Both access to electronic cigarettes and product flavoring have contributed to the rise of vaping. In Denver, 627 tobacco retailers sell electronic cigarettes. Astonishingly, 49.5 percent of our public schools reside within 1,000 feet of these businesses, according to a study by the Advancing Science and Practice in the Retail Environment (ASPiRE). The role of electronic cigarette flavoring in this epidemic is equally troubling. The same Healthy Kids Colorado survey showed that other than peer/family use, the most common reasons kids vaped was because of the flavor.

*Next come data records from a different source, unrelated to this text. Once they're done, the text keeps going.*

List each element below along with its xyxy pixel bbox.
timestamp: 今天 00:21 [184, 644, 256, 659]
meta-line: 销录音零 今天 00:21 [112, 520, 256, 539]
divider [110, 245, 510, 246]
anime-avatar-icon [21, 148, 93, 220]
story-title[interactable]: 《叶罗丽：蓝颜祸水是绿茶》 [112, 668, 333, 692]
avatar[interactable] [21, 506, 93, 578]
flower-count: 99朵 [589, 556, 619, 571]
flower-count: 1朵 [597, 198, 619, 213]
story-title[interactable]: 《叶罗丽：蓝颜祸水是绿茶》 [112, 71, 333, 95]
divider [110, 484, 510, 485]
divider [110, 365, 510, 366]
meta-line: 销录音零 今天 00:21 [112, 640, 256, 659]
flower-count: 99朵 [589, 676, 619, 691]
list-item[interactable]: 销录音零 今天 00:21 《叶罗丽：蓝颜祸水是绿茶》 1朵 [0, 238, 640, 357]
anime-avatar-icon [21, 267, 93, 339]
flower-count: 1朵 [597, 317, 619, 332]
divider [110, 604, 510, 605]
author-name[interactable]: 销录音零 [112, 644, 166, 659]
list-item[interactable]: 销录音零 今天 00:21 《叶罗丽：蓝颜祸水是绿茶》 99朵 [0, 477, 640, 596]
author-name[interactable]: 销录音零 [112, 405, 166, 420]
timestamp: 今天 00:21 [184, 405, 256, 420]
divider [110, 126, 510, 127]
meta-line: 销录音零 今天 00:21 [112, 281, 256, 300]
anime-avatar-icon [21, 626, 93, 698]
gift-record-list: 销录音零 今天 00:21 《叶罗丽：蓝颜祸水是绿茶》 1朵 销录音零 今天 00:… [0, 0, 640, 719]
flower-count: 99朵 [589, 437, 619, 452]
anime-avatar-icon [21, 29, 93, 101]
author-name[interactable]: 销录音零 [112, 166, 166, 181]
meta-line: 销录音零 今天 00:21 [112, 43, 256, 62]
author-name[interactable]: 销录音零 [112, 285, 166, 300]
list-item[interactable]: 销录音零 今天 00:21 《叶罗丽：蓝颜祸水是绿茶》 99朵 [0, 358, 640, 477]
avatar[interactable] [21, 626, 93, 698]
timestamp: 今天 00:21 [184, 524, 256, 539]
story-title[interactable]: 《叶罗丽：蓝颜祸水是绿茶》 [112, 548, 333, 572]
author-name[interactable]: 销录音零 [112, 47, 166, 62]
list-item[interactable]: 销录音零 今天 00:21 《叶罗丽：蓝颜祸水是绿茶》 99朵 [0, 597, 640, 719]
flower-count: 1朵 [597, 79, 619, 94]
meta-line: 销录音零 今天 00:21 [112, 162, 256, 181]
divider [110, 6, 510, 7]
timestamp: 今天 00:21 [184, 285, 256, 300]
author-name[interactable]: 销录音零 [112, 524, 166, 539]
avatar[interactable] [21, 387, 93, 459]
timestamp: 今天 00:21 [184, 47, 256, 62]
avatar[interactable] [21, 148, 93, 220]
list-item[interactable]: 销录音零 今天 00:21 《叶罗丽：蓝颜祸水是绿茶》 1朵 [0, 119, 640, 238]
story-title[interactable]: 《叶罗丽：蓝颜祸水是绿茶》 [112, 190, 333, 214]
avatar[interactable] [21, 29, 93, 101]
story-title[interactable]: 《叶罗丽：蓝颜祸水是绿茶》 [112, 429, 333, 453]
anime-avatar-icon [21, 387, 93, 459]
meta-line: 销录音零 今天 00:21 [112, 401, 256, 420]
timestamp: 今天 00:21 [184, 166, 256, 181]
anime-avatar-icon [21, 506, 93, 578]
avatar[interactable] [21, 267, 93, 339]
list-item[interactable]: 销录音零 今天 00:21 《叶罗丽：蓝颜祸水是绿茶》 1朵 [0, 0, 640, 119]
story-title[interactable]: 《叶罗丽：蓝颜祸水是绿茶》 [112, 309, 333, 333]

Even more disturbing, monthly e-cigarette sales increased in 2020 and by the end of the year, e-cigarette sales were at their highest volume ever. The CDC Foundation’s Monitoring U.S. E-Cigarette Sales: State Trends Data Brief, released in January, found that from January 2020 to December 2020 monthly total e-cigarette sales increased by nearly 47 percent in Colorado. The brief also found that menthol-flavored e-cigarette sales increased by nearly 200 percent.
This data on e-cigarette sales and youth e-cigarette use, taken together, clearly show flavoring helps drive youth vaping. The limited federal action to restrict flavored e-cigarettes has not reduced e-cigarette sales or stemmed the use of flavored products. Once certain flavored products are removed from the market, kids quickly migrate to the flavored products that remain available.
Even restrictions that exempt certain flavors (for example, restrictions that leave menthol e-cigarettes on the market) will likely shift sales to the flavors that remain on the market, deterring progress in reducing use.
I strongly urge Denver City Council to tackle the problem of youth nicotine addiction by banning the sale of all flavored tobacco products in the city — including menthol flavored products — once and for all. Eliminating all flavors from the e-cigarette market will remove the fuel that feeds the fire of youth addiction and ultimately reduce youth e-cigarette use.
Ali Zirakzadeh, M.D., M.Sc., is the Medical Director, Denver Health Tobacco Cessation Clinic and Associate Professor of Medicine at the University of Colorado, Denver School of Medicine.